Изменчивость, непостоянство шли только на пользу нашим отношениям. В смысле их продолжительности. Застой — это смерть для любых отношений. Когда мы путешествовали, или вдарялись в загул, или давали совместные представления — это было божественно. Как будто мы были созданы друг для друга. Он — ранимый, чувствительный, замкнутый интроверт. Я — дерзкая, наглая и заносчивая эксгибиционистка. Две полярные противоположности — нас тянуло друг к другу со страшной силой. Наверное, в поисках золотой середины.

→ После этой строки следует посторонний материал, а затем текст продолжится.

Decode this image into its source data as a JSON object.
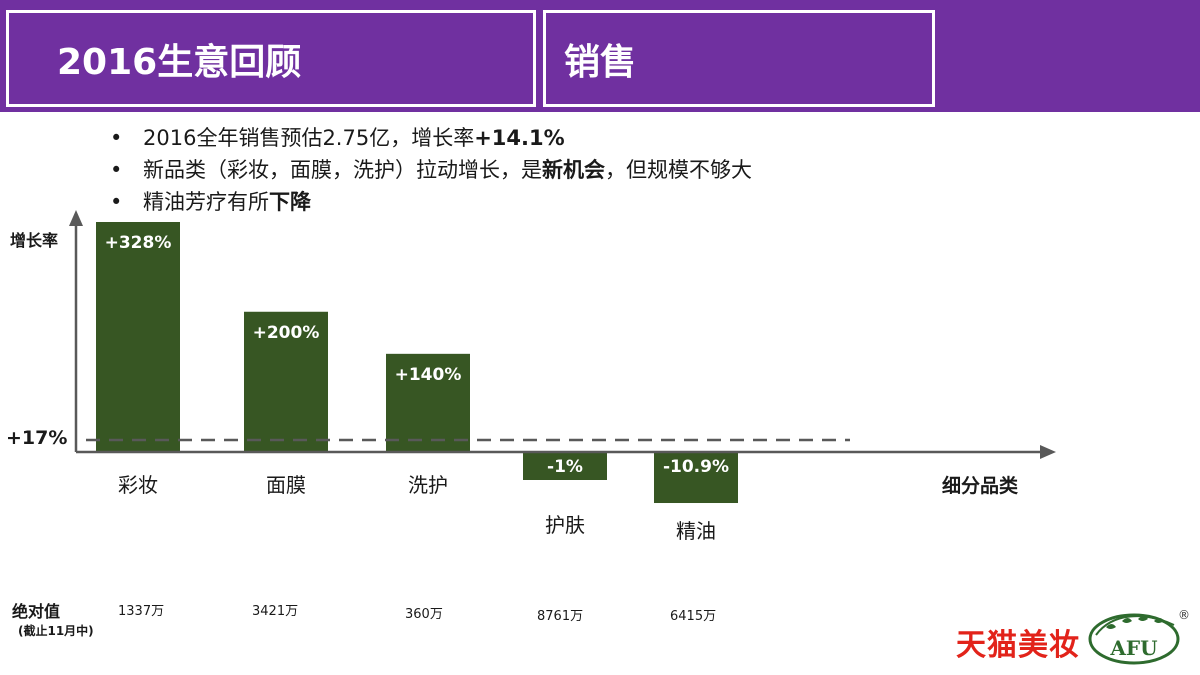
{
  "header": {
    "title": "2016生意回顾",
    "section": "销售"
  },
  "bullets": [
    {
      "text": "2016全年销售预估2.75亿，增长率",
      "bold": "+14.1%",
      "after": ""
    },
    {
      "text": "新品类（彩妆，面膜，洗护）拉动增长，是",
      "bold": "新机会",
      "after": "，但规模不够大"
    },
    {
      "text": "精油芳疗有所",
      "bold": "下降",
      "after": ""
    }
  ],
  "chart_data": {
    "type": "bar",
    "ylabel": "增长率",
    "xlabel": "细分品类",
    "categories": [
      "彩妆",
      "面膜",
      "洗护",
      "护肤",
      "精油"
    ],
    "values": [
      328,
      200,
      140,
      -1,
      -10.9
    ],
    "data_labels": [
      "+328%",
      "+200%",
      "+140%",
      "-1%",
      "-10.9%"
    ],
    "reference_line": {
      "value": 17,
      "label": "+17%",
      "style": "dashed"
    },
    "bar_color": "#375623",
    "grid": false,
    "absolute_values": {
      "title": "绝对值",
      "subtitle": "(截止11月中)",
      "values": [
        "1337万",
        "3421万",
        "360万",
        "8761万",
        "6415万"
      ]
    }
  },
  "brand": {
    "text": "天猫美妆",
    "logo_text": "AFU",
    "registered": "®",
    "color": "#e2231a"
  }
}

Лондон уже покорен. Теперь — обратно в Нью-Йорк, с Джеем-Джи. Я не была там четыре года. Вернулась в разрушенный мертвый город, не поддающийся восстановлению. Гигантское электромагнитное силовое поле — источник поддельной энергии. Раздражитель нервных окончаний, порождающий этот хронический зуд — «еще». Чем больше сумеешь оттяпать, тем больше хочется. Еще и еще. Того, что есть — никогда не хватает. Пока не случается переизбыток. «Еще» превращается в «слишком». Тебе начинает казаться, что из тебя постоянно тянут жизненную силу — высасывают, глотают, переваривают и выплевывают в тебя, — целая армия живых, вечно голодных духов бесконечно пасется в городе, границы которого растянулись до крайней точки безумия. В Нью-Йорке нельзя не сойти с ума. Здесь самый воздух — как психотропный наркотик, ускоряющий пульс.